Intermediate morphologies of a new fossil crinoid shed light on the pathway by which crinoids acquired their distinctive arms. Apomorphies originating deep in echinoderm history among early nonblastozoan pentaradiate echinoderms distinguish Tremadocian (earliest Ordovician) crinoid arms from later taxa. The brachial series is separated from the ambulacra, part of the axial skeleton, by lateral plate fields. Cover plates are arrayed in two tiers, and floor plates expressed podial basins and pores. Later during the Early Ordovician, floor plates contacted and nestled into brachials, then were unexpressed as stereom elements entirely and cover plates were reduced to a single tier. Incorporation of these events into a parsimony analysis supports crinoid origin deep in echinoderm history separate from blastozoans (eocrinoids, ‘cystoids'). Arm morphology is exceptionally well-preserved in the late Tremadocian to early Floian Athenacrinus broweri new genus new species. Character analysis supports a hypothesis that this taxon originated early within in the disparid clade. Athenacrinus n. gen. (in Athenacrinidae new family) is the earliest-known crinoid to express what is commonly referred to as ‘compound' or ‘biradial’ morphology. This terminology is misleading in that no evidence for implied fusion or fission of radials exists, rather it is suggested that this condition arose through disproportionate growth.

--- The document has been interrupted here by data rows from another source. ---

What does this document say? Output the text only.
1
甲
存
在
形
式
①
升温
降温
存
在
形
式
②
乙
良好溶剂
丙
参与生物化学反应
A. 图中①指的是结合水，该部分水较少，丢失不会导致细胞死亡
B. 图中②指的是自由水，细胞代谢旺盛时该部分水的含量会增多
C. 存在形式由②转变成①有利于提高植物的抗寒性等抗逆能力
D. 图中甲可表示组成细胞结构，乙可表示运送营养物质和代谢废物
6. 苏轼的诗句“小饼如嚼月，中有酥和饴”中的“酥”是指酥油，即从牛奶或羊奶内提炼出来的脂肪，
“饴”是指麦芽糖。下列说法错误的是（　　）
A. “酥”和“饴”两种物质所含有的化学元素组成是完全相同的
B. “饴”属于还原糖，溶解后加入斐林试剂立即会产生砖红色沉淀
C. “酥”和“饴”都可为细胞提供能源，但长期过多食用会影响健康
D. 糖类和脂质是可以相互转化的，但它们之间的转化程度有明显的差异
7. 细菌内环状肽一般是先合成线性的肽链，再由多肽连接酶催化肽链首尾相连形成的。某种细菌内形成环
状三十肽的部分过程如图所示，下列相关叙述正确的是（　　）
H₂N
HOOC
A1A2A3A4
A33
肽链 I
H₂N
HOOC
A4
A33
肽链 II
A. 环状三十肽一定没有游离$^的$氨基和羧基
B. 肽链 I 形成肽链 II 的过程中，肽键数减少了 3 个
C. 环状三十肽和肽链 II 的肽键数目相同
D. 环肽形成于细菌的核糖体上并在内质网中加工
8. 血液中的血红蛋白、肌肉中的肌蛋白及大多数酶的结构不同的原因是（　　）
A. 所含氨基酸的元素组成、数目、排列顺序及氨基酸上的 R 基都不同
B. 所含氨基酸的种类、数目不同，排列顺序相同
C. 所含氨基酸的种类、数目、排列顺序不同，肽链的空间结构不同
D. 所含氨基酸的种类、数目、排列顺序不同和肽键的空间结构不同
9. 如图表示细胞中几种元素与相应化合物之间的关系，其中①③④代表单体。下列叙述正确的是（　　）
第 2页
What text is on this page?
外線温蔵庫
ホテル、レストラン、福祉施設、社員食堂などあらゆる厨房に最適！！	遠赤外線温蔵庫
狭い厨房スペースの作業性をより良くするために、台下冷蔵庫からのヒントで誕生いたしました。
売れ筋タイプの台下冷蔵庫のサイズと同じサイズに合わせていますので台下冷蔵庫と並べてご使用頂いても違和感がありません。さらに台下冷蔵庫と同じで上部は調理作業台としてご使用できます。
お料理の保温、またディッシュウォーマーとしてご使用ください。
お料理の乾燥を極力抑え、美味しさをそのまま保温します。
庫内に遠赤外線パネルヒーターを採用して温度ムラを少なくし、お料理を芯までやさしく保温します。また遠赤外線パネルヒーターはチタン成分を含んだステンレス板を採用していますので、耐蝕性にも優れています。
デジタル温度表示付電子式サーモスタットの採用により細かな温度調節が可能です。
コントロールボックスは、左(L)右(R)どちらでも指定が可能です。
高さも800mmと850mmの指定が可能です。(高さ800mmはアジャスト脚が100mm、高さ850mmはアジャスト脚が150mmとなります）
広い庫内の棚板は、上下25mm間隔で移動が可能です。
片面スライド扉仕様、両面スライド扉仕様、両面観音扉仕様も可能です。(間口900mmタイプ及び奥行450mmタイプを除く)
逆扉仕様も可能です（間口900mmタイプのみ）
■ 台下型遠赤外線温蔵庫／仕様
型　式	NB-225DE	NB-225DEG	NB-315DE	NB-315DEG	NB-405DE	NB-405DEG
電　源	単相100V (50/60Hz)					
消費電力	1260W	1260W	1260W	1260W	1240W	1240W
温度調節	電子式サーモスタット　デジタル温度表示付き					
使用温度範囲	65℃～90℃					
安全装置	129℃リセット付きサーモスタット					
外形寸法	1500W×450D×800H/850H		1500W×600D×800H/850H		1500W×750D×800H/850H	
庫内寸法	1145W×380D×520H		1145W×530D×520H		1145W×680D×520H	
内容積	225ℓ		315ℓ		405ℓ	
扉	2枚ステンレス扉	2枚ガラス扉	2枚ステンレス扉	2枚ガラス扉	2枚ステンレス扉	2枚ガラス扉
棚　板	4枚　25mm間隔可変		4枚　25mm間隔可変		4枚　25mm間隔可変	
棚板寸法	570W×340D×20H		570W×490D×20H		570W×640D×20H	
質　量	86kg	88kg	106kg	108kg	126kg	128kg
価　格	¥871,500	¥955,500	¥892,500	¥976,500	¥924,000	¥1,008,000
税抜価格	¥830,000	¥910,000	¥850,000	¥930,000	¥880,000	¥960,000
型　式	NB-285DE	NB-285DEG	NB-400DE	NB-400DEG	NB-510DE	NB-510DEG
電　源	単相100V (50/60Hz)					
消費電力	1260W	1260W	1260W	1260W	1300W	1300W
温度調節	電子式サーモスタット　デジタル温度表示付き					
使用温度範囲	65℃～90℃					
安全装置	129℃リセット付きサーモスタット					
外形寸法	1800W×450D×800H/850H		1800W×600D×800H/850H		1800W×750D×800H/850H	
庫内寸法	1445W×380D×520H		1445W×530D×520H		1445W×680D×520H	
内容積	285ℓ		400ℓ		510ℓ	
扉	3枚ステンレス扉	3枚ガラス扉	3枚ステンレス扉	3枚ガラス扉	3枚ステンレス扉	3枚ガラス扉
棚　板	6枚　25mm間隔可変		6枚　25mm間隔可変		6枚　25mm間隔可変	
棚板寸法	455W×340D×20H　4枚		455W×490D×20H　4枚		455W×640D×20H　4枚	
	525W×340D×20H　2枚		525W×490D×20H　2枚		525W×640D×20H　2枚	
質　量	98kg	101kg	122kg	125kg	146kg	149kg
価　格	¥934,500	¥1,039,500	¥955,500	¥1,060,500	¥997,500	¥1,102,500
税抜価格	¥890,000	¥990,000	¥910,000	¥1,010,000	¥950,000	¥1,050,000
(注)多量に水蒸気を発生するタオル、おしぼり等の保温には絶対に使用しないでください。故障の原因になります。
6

For many years the earliest record of the class Crinoidea was a single late Tremadocian genus. In the past decade, five crinoid genera were described from the early and middle Tremadocian, near the base of the Ordovician. Together these six genera represent a diverse assemblage with all but one expressing existing subclass apomorphies. Two of the recently described genera were initially assigned to their own order (plesion) Protocrinoida but not to a subclass. Here they are placed in the camerates based on apomorphies of the tegmen complex. Protocrinoids exhibit plesiomorphies unlike typical camerates. Two genera group with cladids, one expressing dendrocrinine apomorphies and the other cyathocrinine. One genus is placed within disparids, with iocrinid apomorphies. Based on its ancient age and trait mosaic, the protocrinoid Titanocrinus is designated as outgroup in a phylogenetic analysis using all other Early Ordovician and select Middle Ordovician taxa as an ingroup. Character compilation and phylogenetic analysis posit early class-level plesiomorphies inherited from an unknown ancestry but lost during subsequent crinoid evolution. Class-level apomorphies also emerge, some of which were subsequently lost and others retained. Results are generally robust and consistent with earlier subdivisions of the class, but supporting lower rank reorganizations. Strong support for the camerate branch low in the crinoid tree mirrors findings of earlier workers. Cladids branch from a series of intermediate nodes and disparids nest highest. Branching of disparids from cladids could be homoplastic.